Former Republican vice presidential nominee Paul Ryan won’t vouch for Mitt Romney in the controversy sparked by the account of Romney’s concession phone call provided by David Axelrod, President Obama’s top campaign strategist, in his new book.
Axelrod writes that Romney irritated and offended Obama by tacitly attributing Obama’s victory in 2012 election to high turnout in cities such as Cleveland, Ohio, and Milwaukee, Wis. “‘In other words, black people,’” Axelrod quotes Obama as saying after the call. “That’s what he thinks this was all about.”
A former Romney aide insists that the defeated Republican nominee did not mention turnout on the concession call. “He definitely did not talk about Cleveland or Milwaukee,” Garrett Jackson, who served as Romney’s personal aide throughout the campaign, insists. “It didn’t happen.” Jackson told The Daily Beast that Ryan and Romney’s eldest son Tagg were in the room with Romney when he placed the concession call along with him.
But Ryan is refusing to weigh in on the controversy: Through a spokesman, he declined to comment to National Review Online.

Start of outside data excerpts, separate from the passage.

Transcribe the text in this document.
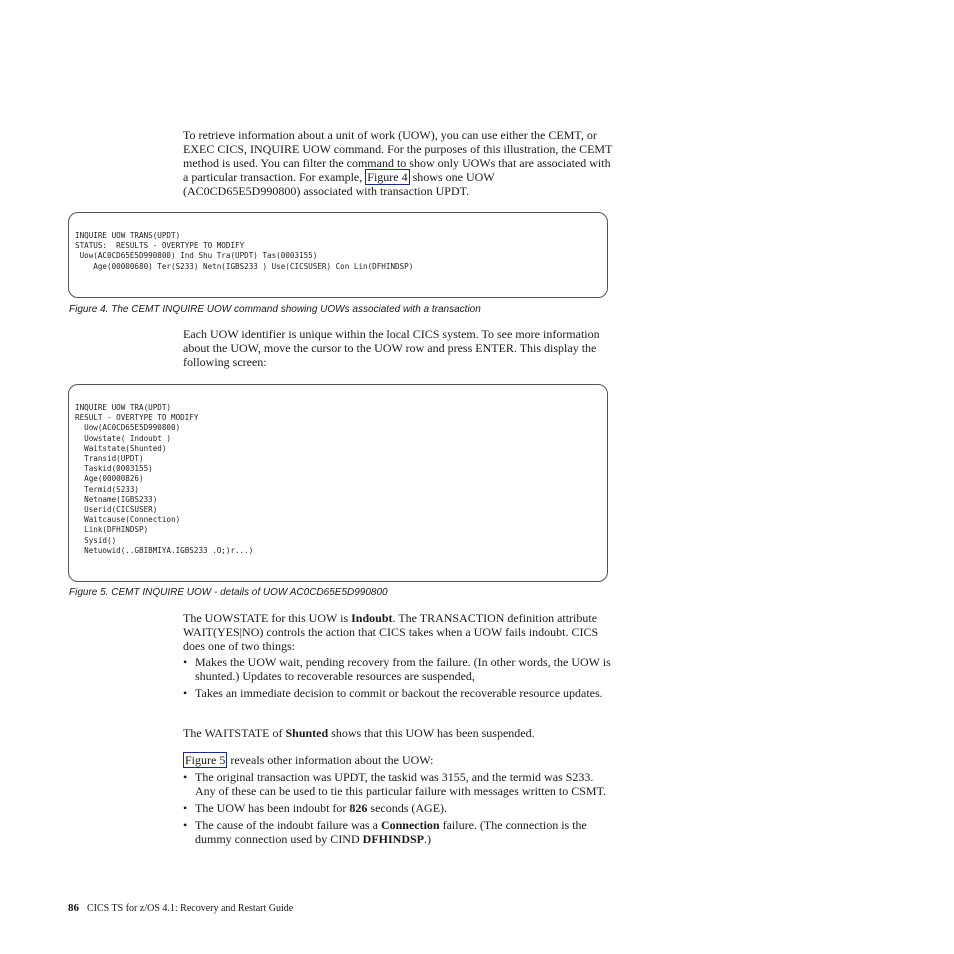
To retrieve information about a unit of work (UOW), you can use either the CEMT, or EXEC CICS, INQUIRE UOW command. For the purposes of this illustration, the CEMT method is used. You can filter the command to show only UOWs that are associated with a particular transaction. For example, Figure 4 shows one UOW (AC0CD65E5D990800) associated with transaction UPDT.

INQUIRE UOW TRANS(UPDT)
STATUS:  RESULTS - OVERTYPE TO MODIFY
Uow(AC0CD65E5D990800) Ind Shu Tra(UPDT) Tas(0003155)
Age(00000680) Ter(S233) Netn(IGBS233 ) Use(CICSUSER) Con Lin(DFHINDSP)
Figure 4. The CEMT INQUIRE UOW command showing UOWs associated with a transaction

Each UOW identifier is unique within the local CICS system. To see more information about the UOW, move the cursor to the UOW row and press ENTER. This display the following screen:

INQUIRE UOW TRA(UPDT)
RESULT - OVERTYPE TO MODIFY
Uow(AC0CD65E5D990800)
Uowstate( Indoubt )
Waitstate(Shunted)
Transid(UPDT)
Taskid(0003155)
Age(00000826)
Termid(S233)
Netname(IGBS233)
Userid(CICSUSER)
Waitcause(Connection)
Link(DFHINDSP)
Sysid()
Netuowid(..GBIBMIYA.IGBS233 .O;)r...)
Figure 5. CEMT INQUIRE UOW - details of UOW AC0CD65E5D990800

The UOWSTATE for this UOW is Indoubt. The TRANSACTION definition attribute WAIT(YES|NO) controls the action that CICS takes when a UOW fails indoubt. CICS does one of two things:

• Makes the UOW wait, pending recovery from the failure. (In other words, the UOW is shunted.) Updates to recoverable resources are suspended,
• Takes an immediate decision to commit or backout the recoverable resource updates.

The WAITSTATE of Shunted shows that this UOW has been suspended.

Figure 5 reveals other information about the UOW:

• The original transaction was UPDT, the taskid was 3155, and the termid was S233. Any of these can be used to tie this particular failure with messages written to CSMT.
• The UOW has been indoubt for 826 seconds (AGE).
• The cause of the indoubt failure was a Connection failure. (The connection is the dummy connection used by CIND DFHINDSP.)
86 CICS TS for z/OS 4.1: Recovery and Restart Guide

Black turnout was higher than expected in the 2012 election — black voters made up a slightly larger share of the 2012 electorate than they did even in 2008, which was a key factor in Obama’s reelection. But it would be odd for Romney to note the fact on a concession call. Both Milwaukee and Cleveland are Democratic strongholds with high populations of African Americans. In Milwaukee, the Obama-Biden tickets received more votes in 2012 than in 2008 and turnout increased to 87 percent in 2012 from 80 percent in 2008. In Cuyahoga County, where Cleveland is located, about 20,000 fewer ballots were cast in 2012 than in 2008, but Obama increased his margin of victory: He won 69.3 percent of the vote there in 2012, an increase from 68.9 percent in 2008.